6. Conclusions and Future Work

This paper introduces a new method to address the surface parameterization problem, that is, to compute a suitable parameterization of a set of data points in order to construct the free-form parametric surface approximating such data points better in the least-squares sense. This is a challenging problem that appears recurrently in reverse engineering for computer design and manufacturing and in many other industrial fields. Very often, data points in real-world settings are irregularly sampled and subjected to measurement noise, leading to a very difficult nonlinear continuous optimization problem, which cannot be solved by using standard optimization techniques. To overcome this limitation, this paper proposes a new method based on a powerful nature-inspired metaheuristic algorithm called firefly algorithm, introduced recently to solve difficult optimization problems. The method has been successfully applied to solve the parameterization problem for polynomial Bézier surfaces. The paper discusses the main issues in this problem, such as the solution representation and the selection of suitable control parameters. To check the performance of our approach, it has been applied to some illustrative examples of open and closed surfaces, including shapes with singularities. Our results show that the method performs very well, being able to yield the best approximating surface with a high degree of accuracy.

As mentioned in Section 3, the original firefly algorithm has been improved and modified in many different ways. Some of its variants have shown to be more efficient than the original version, meaning that the presented approach can arguably be improved with new, optimized features for better performance. An illustrative example is given by a very recent version called memetic self-adaptive firefly algorithm [53], whose new capabilities (the use of self-adaptation strategies on the control parameters, a new population model based on elitism, and the hybridization with a local search heuristics) improve the original firefly algorithm significantly.
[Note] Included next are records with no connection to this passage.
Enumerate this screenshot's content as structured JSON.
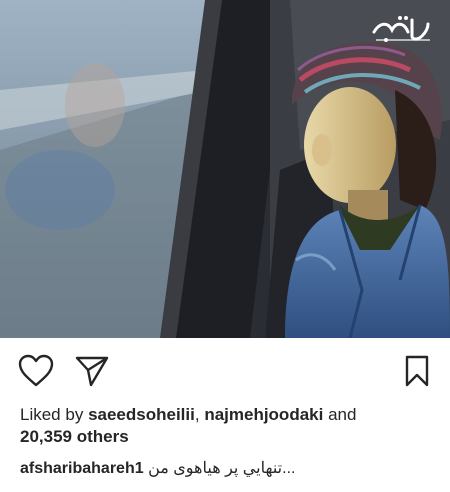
{
  "watermark": {
    "text": "برترین ها"
  },
  "post": {
    "liked_by_prefix": "Liked by",
    "liked_user_1": "saeedsoheilii",
    "separator": ",",
    "liked_user_2": "najmehjoodaki",
    "and_word": "and",
    "others_count_text": "20,359 others",
    "caption_username": "afsharibahareh1",
    "caption_text": "...تنهايي پر هياهوى من"
  },
  "icons": [
    "heart-icon",
    "share-icon",
    "bookmark-icon"
  ],
  "colors": {
    "text": "#262626",
    "icon_stroke": "#262626",
    "background": "#ffffff"
  }
}
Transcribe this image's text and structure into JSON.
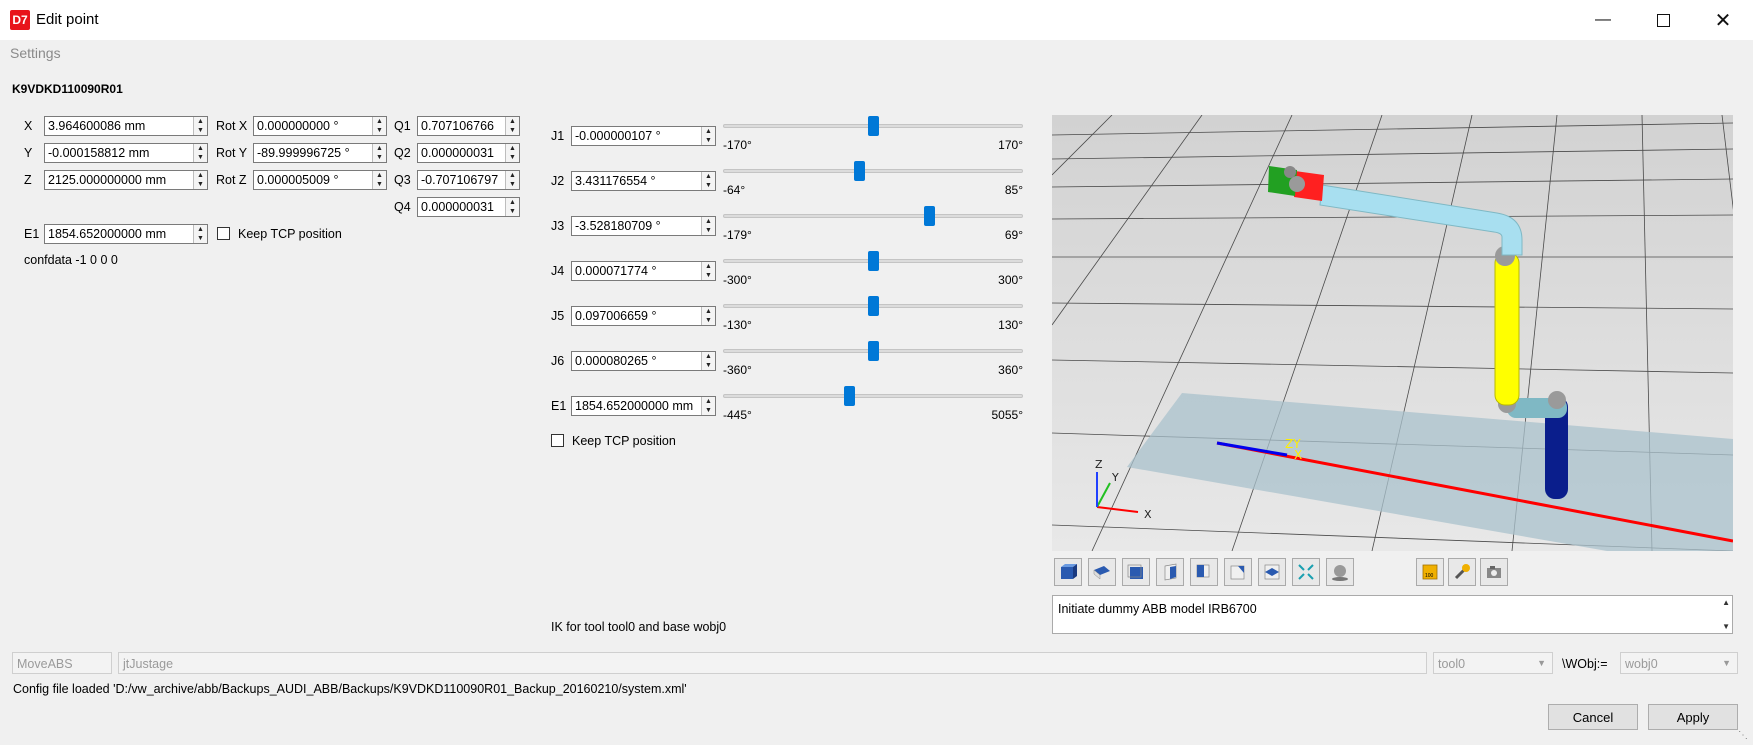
{
  "window": {
    "title": "Edit point",
    "app_icon": "D7"
  },
  "menu": {
    "settings": "Settings"
  },
  "robot_name": "K9VDKD110090R01",
  "cartesian": {
    "x": {
      "label": "X",
      "value": "3.964600086 mm"
    },
    "y": {
      "label": "Y",
      "value": "-0.000158812 mm"
    },
    "z": {
      "label": "Z",
      "value": "2125.000000000 mm"
    },
    "rotx": {
      "label": "Rot X",
      "value": "0.000000000 °"
    },
    "roty": {
      "label": "Rot Y",
      "value": "-89.999996725 °"
    },
    "rotz": {
      "label": "Rot Z",
      "value": "0.000005009 °"
    },
    "q1": {
      "label": "Q1",
      "value": "0.707106766"
    },
    "q2": {
      "label": "Q2",
      "value": "0.000000031"
    },
    "q3": {
      "label": "Q3",
      "value": "-0.707106797"
    },
    "q4": {
      "label": "Q4",
      "value": "0.000000031"
    },
    "e1": {
      "label": "E1",
      "value": "1854.652000000 mm"
    },
    "keep_tcp": "Keep TCP position",
    "confdata": "confdata -1 0 0 0"
  },
  "joints": [
    {
      "label": "J1",
      "value": "-0.000000107 °",
      "min": "-170°",
      "max": "170°",
      "position": 0.5
    },
    {
      "label": "J2",
      "value": "3.431176554 °",
      "min": "-64°",
      "max": "85°",
      "position": 0.452
    },
    {
      "label": "J3",
      "value": "-3.528180709 °",
      "min": "-179°",
      "max": "69°",
      "position": 0.697
    },
    {
      "label": "J4",
      "value": "0.000071774 °",
      "min": "-300°",
      "max": "300°",
      "position": 0.5
    },
    {
      "label": "J5",
      "value": "0.097006659 °",
      "min": "-130°",
      "max": "130°",
      "position": 0.5
    },
    {
      "label": "J6",
      "value": "0.000080265 °",
      "min": "-360°",
      "max": "360°",
      "position": 0.5
    },
    {
      "label": "E1",
      "value": "1854.652000000 mm",
      "min": "-445°",
      "max": "5055°",
      "position": 0.418
    }
  ],
  "joints_keep_tcp": "Keep TCP position",
  "ik_info": "IK for tool tool0 and base wobj0",
  "viewport": {
    "axis_labels": {
      "x": "X",
      "y": "Y",
      "z": "Z"
    }
  },
  "toolbar_icons": [
    "view-iso-icon",
    "view-top-icon",
    "view-front-icon",
    "view-right-icon",
    "view-left-icon",
    "view-back-icon",
    "view-bottom-icon",
    "fit-all-icon",
    "sphere-icon",
    "ruler-icon",
    "tool-icon",
    "camera-icon"
  ],
  "log_text": "Initiate dummy ABB model IRB6700",
  "instruction": {
    "move": "MoveABS",
    "name": "jtJustage",
    "tool": "tool0",
    "wobj_label": "\\WObj:=",
    "wobj": "wobj0"
  },
  "status": "Config file loaded 'D:/vw_archive/abb/Backups_AUDI_ABB/Backups/K9VDKD110090R01_Backup_20160210/system.xml'",
  "buttons": {
    "cancel": "Cancel",
    "apply": "Apply"
  },
  "colors": {
    "slider_handle": "#0078d7",
    "robot_yellow": "#ffff00",
    "robot_blue": "#0a1e8c",
    "robot_lightblue": "#a8dff0",
    "axis_red": "#ff0000"
  }
}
The application of many of these variants to our parameterization problem along with a comparative analysis of their performance is part of our future work. We are also interested to extend this method to other families of surfaces, such as the B-splines and NURBS, where the existence of additional parameters (such as knots and weights) can modify our procedure significantly. The application of this method to some interesting real-world problems in industrial settings is also part of our plans for future work.

Conflict of Interests

The authors of this paper have no current or past, direct or indirect financial relationship with any commercial identity mentioned in this paper that might lead to any conflict of interests. They are solely mentioned here for scientific purposes.

Acknowledgments

This research has been kindly supported by the Computer Science National Program of the Spanish Ministry of Economy and Competitiveness, Project Reference no. TIN2012-30768, Toho University (Funabashi, Japan), and the University of Cantabria (Santander, Spain). The authors are particularly grateful to the Department of Information Science of Toho University for all the facilities given to carry out this research work. Special thanks are due to the Editor and the anonymous reviewers for their useful comments and suggestions that allowed us to improve the final version of this paper.